In reality, the pressure will most likely be on the offense. The best way to limit Bridgewater would be to keep him off the field entirely, so QB Gary Nova better bring his A game. A productive running game will help take the pressure off, and if Goodwin's performance at SMU is any indication, the offense should be able to move the ball. Louisville has lofty rankings in both rushing and passing, but a look at their schedule elicits a hefty dose of skepticism. Rutgers is a team that really feeds off of big plays on offense, so it is imperative that Flood stays with the hot hand at running back. Savon Huggins hasn't looked good against anyone, so if he doesn't do anything with his early carries, it's best not to see him for the majority of the game.
So far this season, Rutgers is uncharacteristically -1 in turnover margin, compared to +7 for the Cardinals. That puts even more pressure on the offense for big play momentum, because Bridgewater has been razor sharp through five games.

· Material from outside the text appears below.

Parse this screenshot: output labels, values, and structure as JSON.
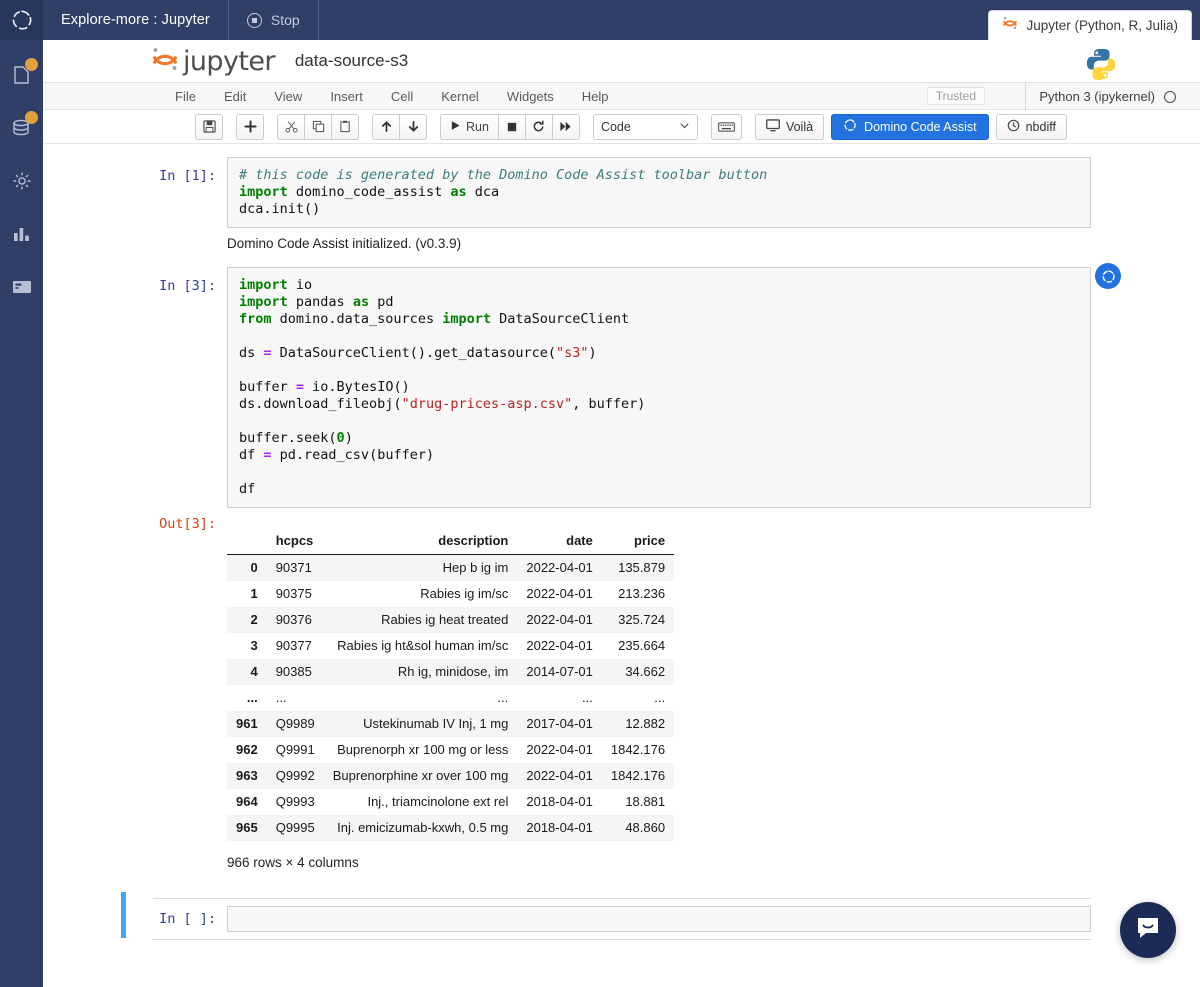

Personnel-wise, Rutgers actually matches up well with Louisville in terms of scheme. The Cardinals do not use a short-passing game as a replacement for the running game, but instead rely on the long ball. Rutgers has seemingly put all its focus on stopping the big play, which Louisville loves to do through the air. Can the Knights keep up on defense? We'll find out tomorrow.
How can you even think that Rutgers has a chance against Louisville, especially after seeing the Scarlet Knights surrender miles of offense to lesser squads? Because like the fans, the players and coaches have been preparing for this game since the clock hit zero in Piscataway last year. Coach Kyle Flood or LB Jamal Merrell won't say it, but make no mistake: this is the game for Rutgers. If they are going to give one complete effort this season, this is the time, and they know it. For that reason, I have Rutgers pulling the upset, 35-34.